Diagnostic Investigations of Input Uncertainties
Research Programs
Source Apportionment and Inverse Modeling of Elemental Carbon Emissions
Elemental carbon emissions have a substantial amount of uncertainty both in magnitude and temporal variation. Two major sources of the emissions are biomass combustion sectors and mobile sectors (diesel and non-diesel). A source apportionment version of CMAQ has been developed to track contributions of fine particle emissions to elemental carbon and organic carbon predictions. Using this instrumented model, the elemental carbon contribution from each major emission sector is quantified. Inverse modeling methods similar to those previously applied for NH3 emissions will be used to evaluate the current estimates of elemental carbon from sectors such as biomass combustion and mobile sources. Primary PM2.5 is a particularly good candidate for inverse modeling because no chemistry is involved, so that uncertainty in modeled chemisry is not an issue in the inverse method.

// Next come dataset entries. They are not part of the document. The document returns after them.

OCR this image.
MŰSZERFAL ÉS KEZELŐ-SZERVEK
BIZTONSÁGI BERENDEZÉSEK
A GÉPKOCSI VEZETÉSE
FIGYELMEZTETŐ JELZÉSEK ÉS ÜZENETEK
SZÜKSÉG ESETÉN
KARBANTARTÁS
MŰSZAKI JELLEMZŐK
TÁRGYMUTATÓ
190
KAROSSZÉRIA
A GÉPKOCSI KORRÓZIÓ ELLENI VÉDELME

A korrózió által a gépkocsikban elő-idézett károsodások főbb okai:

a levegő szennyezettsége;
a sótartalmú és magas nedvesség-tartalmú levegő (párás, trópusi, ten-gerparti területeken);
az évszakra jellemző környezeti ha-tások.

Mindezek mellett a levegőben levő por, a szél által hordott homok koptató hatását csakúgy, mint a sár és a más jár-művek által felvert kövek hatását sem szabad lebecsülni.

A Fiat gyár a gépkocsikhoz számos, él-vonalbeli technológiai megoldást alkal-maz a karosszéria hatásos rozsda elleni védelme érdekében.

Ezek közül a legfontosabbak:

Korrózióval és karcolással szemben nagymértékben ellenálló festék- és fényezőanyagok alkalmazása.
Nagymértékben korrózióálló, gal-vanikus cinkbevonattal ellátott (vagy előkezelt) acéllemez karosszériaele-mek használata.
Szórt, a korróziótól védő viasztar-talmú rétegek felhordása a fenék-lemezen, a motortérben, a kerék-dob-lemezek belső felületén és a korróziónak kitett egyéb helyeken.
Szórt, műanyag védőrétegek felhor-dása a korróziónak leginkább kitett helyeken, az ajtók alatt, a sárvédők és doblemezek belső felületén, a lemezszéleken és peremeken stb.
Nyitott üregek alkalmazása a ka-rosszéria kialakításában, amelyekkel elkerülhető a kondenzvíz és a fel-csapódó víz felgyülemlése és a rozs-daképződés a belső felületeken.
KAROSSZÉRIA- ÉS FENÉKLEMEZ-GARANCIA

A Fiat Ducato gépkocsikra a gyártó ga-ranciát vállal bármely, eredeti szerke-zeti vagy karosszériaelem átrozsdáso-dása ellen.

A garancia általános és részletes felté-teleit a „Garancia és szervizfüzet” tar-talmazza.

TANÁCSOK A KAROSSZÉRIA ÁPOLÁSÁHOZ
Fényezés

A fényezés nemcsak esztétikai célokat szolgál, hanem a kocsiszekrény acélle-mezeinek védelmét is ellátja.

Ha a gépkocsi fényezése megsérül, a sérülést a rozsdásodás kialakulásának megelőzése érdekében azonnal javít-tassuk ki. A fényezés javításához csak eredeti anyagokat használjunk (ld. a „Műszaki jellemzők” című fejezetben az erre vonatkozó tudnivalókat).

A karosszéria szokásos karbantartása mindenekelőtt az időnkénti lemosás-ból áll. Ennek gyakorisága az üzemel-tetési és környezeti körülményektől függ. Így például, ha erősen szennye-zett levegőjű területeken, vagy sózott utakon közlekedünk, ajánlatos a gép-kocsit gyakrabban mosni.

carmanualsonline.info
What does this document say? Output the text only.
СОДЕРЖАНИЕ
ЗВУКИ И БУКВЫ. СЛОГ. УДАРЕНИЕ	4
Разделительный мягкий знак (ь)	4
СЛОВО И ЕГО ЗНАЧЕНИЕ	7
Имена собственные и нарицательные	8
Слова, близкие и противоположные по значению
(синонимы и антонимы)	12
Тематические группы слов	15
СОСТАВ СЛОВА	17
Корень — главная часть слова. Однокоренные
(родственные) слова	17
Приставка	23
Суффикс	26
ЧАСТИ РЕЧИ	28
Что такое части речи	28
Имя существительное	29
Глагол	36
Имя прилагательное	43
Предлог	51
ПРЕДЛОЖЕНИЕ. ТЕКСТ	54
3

We will work in partnership with OAQPS on this study to consider the new 2002 USEPA inventory in the evaluation.
Model Evaluation
Diagnostic Evaluation:
Indicator Metrics & Instrumented CMAQ Investiguations for Inorganic Fine Particle System
Inverse modeling of Seasonal Ammonia Emissions
The value of inverse modeling has been successfully demonstrated for estimated seasonally varying ammonia emissions (Gilliland et al, 2003). This work also demonstrated the importance of the ammonia emission estimates for nitrate aerosol predictions. As CMAQ modeling domains have expanded to include the continguous United States and more recent years are simulated, inverse modeling will continue to be used to refine the estimated seasonal variations in ammonia emissions. Similar to the what we plan to do for elemental carbon, the method will also be tested against separate emission sources to determine whether seasonal factors can be estimated separately for sectors such as dairy and beef cattle, poultry, swine, and fertilizer.